As propostas do PS para a Educação respondem quer ao objetivo estratégico de redução das desigualdades sociais, quer às exigências de boa governação: investimento na qualidade dos serviços públicos.

A escola pública é um serviço nacional, mas onde cada escola deve ter condições para crescer como instituição com vida própria, no seu território. Assim, central no programa do PS é o reforço da autonomia das escolas. Na senda dos progressos na autonomia e flexibilidade curricular e do novo quadro da descentralização, vamos avaliar e fazer evoluir o modelo de administração e gestão das escolas. O reforço da autonomia tem de deixar mais decisões relevantes para cada escola (como o número de alunos por turma), assentar numa vida interna mais participada (por exemplo, promovendo a existência democraticamente ativa de associações de estudantes e de pais em todas as escolas e agrupamentos), valorizar as funções de direção das escolas (incluindo as chefias intermédias) e dotar as escolas de meios técnicos adequados a uma gestão eficiente.

O investimento na qualidade dos serviços públicos requer a continuação do trabalho desta legislatura na valorização dos profissionais da educação e das suas carreiras, combatendo a precariedade, desbloqueando a progressão.
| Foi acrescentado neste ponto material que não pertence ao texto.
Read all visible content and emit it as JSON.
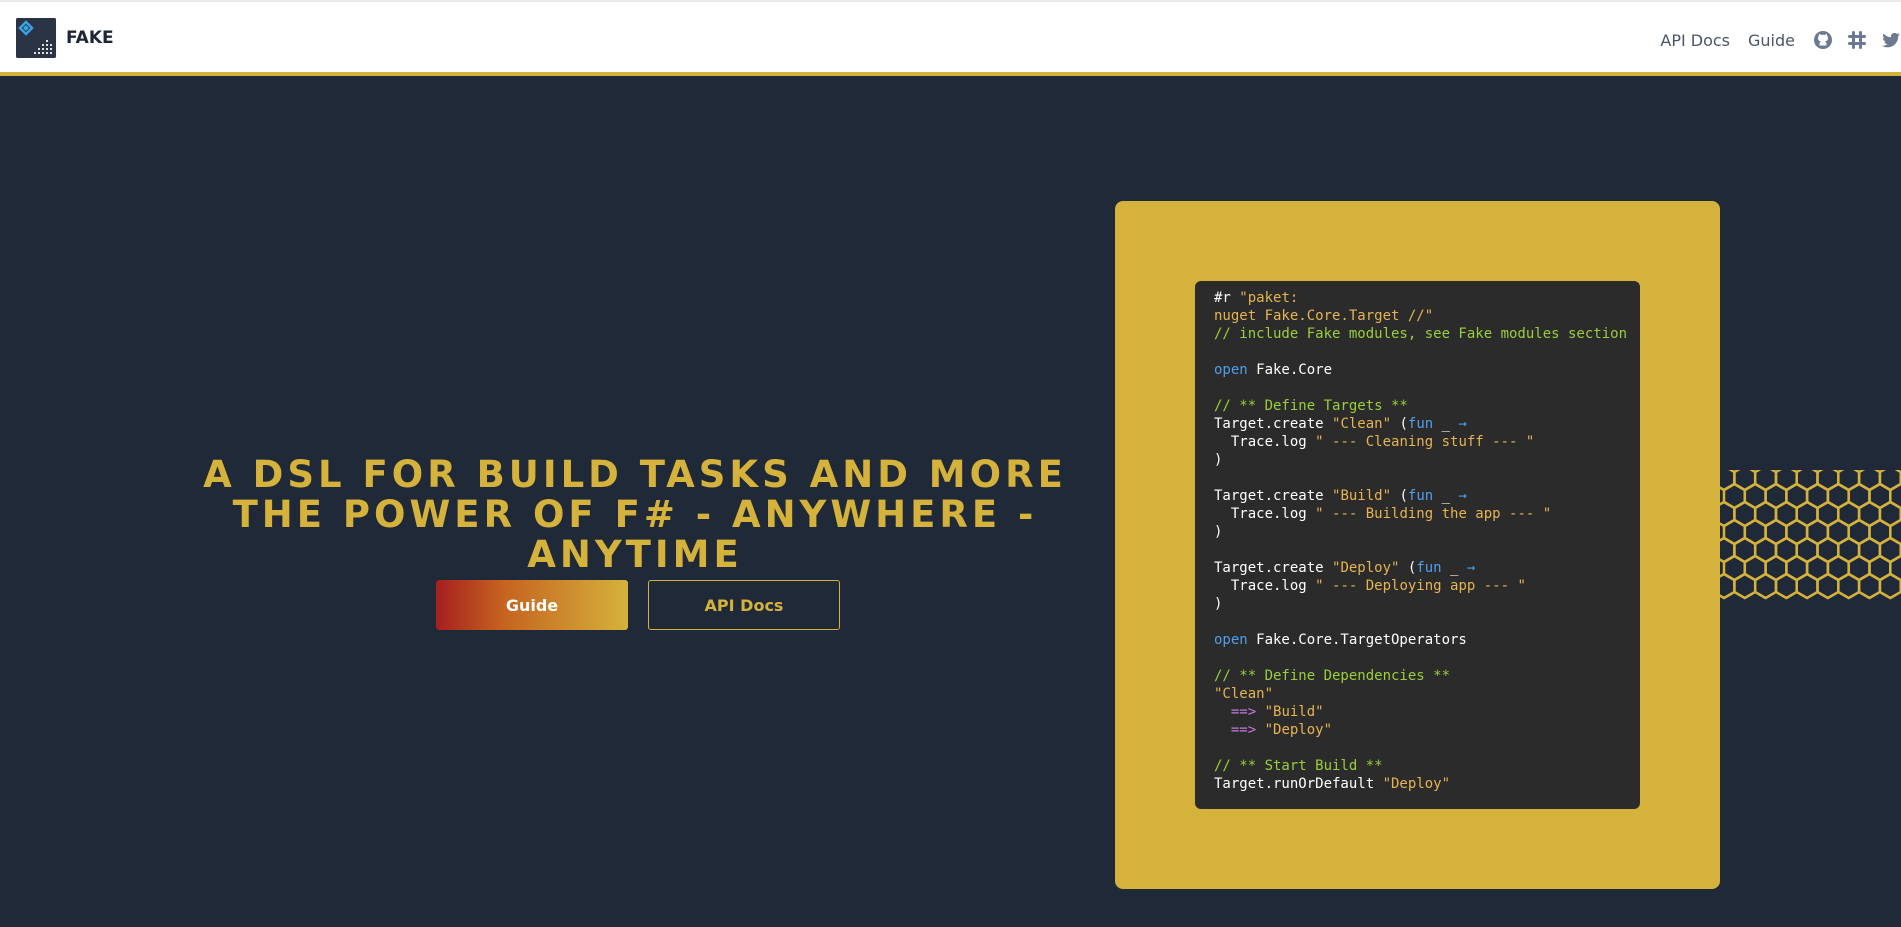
{
  "header": {
    "brand_name": "FAKE",
    "logo_icon": "fake-logo-icon",
    "nav_links": [
      {
        "label": "API Docs"
      },
      {
        "label": "Guide"
      }
    ],
    "social_icons": [
      "github-icon",
      "slack-icon",
      "twitter-icon"
    ],
    "accent_color": "#d5b23b"
  },
  "hero": {
    "title_line_1": "A DSL FOR BUILD TASKS AND MORE",
    "title_line_2": "THE POWER OF F# - ANYWHERE - ANYTIME",
    "guide_button": "Guide",
    "api_docs_button": "API Docs"
  },
  "code_sample": {
    "lines": [
      [
        {
          "t": "#r ",
          "c": "plain"
        },
        {
          "t": "\"paket:",
          "c": "string"
        }
      ],
      [
        {
          "t": "nuget Fake.Core.Target //\"",
          "c": "string"
        }
      ],
      [
        {
          "t": "// include Fake modules, see Fake modules section",
          "c": "comment"
        }
      ],
      [],
      [
        {
          "t": "open",
          "c": "keyword"
        },
        {
          "t": " Fake.Core",
          "c": "plain"
        }
      ],
      [],
      [
        {
          "t": "// ** Define Targets **",
          "c": "comment"
        }
      ],
      [
        {
          "t": "Target.create ",
          "c": "plain"
        },
        {
          "t": "\"Clean\"",
          "c": "string"
        },
        {
          "t": " (",
          "c": "plain"
        },
        {
          "t": "fun",
          "c": "keyword"
        },
        {
          "t": " _ ",
          "c": "plain"
        },
        {
          "t": "→",
          "c": "keyword"
        }
      ],
      [
        {
          "t": "  Trace.log ",
          "c": "plain"
        },
        {
          "t": "\" --- Cleaning stuff --- \"",
          "c": "string"
        }
      ],
      [
        {
          "t": ")",
          "c": "plain"
        }
      ],
      [],
      [
        {
          "t": "Target.create ",
          "c": "plain"
        },
        {
          "t": "\"Build\"",
          "c": "string"
        },
        {
          "t": " (",
          "c": "plain"
        },
        {
          "t": "fun",
          "c": "keyword"
        },
        {
          "t": " _ ",
          "c": "plain"
        },
        {
          "t": "→",
          "c": "keyword"
        }
      ],
      [
        {
          "t": "  Trace.log ",
          "c": "plain"
        },
        {
          "t": "\" --- Building the app --- \"",
          "c": "string"
        }
      ],
      [
        {
          "t": ")",
          "c": "plain"
        }
      ],
      [],
      [
        {
          "t": "Target.create ",
          "c": "plain"
        },
        {
          "t": "\"Deploy\"",
          "c": "string"
        },
        {
          "t": " (",
          "c": "plain"
        },
        {
          "t": "fun",
          "c": "keyword"
        },
        {
          "t": " _ ",
          "c": "plain"
        },
        {
          "t": "→",
          "c": "keyword"
        }
      ],
      [
        {
          "t": "  Trace.log ",
          "c": "plain"
        },
        {
          "t": "\" --- Deploying app --- \"",
          "c": "string"
        }
      ],
      [
        {
          "t": ")",
          "c": "plain"
        }
      ],
      [],
      [
        {
          "t": "open",
          "c": "keyword"
        },
        {
          "t": " Fake.Core.TargetOperators",
          "c": "plain"
        }
      ],
      [],
      [
        {
          "t": "// ** Define Dependencies **",
          "c": "comment"
        }
      ],
      [
        {
          "t": "\"Clean\"",
          "c": "string"
        }
      ],
      [
        {
          "t": "  ",
          "c": "plain"
        },
        {
          "t": "==>",
          "c": "op"
        },
        {
          "t": " ",
          "c": "plain"
        },
        {
          "t": "\"Build\"",
          "c": "string"
        }
      ],
      [
        {
          "t": "  ",
          "c": "plain"
        },
        {
          "t": "==>",
          "c": "op"
        },
        {
          "t": " ",
          "c": "plain"
        },
        {
          "t": "\"Deploy\"",
          "c": "string"
        }
      ],
      [],
      [
        {
          "t": "// ** Start Build **",
          "c": "comment"
        }
      ],
      [
        {
          "t": "Target.runOrDefault ",
          "c": "plain"
        },
        {
          "t": "\"Deploy\"",
          "c": "string"
        }
      ]
    ]
  },
  "decoration": {
    "honeycomb_icon": "honeycomb-pattern-icon"
  }
}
Há que fazer o diagnóstico de necessidades docentes a 5 e 10 anos e planear o rejuvenescimento da classe, também no plano da atratividade da carreira; rever a formação contínua para responder melhor às necessidades dos contextos reais de aprendizagem, disciplinar e interdisciplinar; promover o trabalho colaborativo (dentro das escolas, entre escolas, na comunidade).

A estabilidade do corpo docente é tão importante para os profissionais como para o desenvolvimento dos projetos educativos das escolas. O modelo de recrutamento e colocação de professores tem de ser repensado com o objetivo da estabilidade (por exemplo, diminuir a dimensão dos quadros de zona pedagógica); as escolas (desde logo, nos TEIP) têm de ter as condições de estabilidade, especialização e rejuvenescimento do corpo docente necessárias para responderem às suas exigentes missões.

Se ensinar é importante, aprender é decisivo. Daí a necessidade de responder à diversidade dos alunos, permitindo que as escolas especializem a sua oferta formativa (enriquecimento em artes, línguas estrangeiras ou programação, por exemplo). E, claro, continuar a investir na promoção do sucesso escolar, especialmente nos níveis e disciplinas com mais insucesso (ensino secundário, matemática). Uma escola pública respeitadora da diversidade promove a sociedade decente por que trabalhamos.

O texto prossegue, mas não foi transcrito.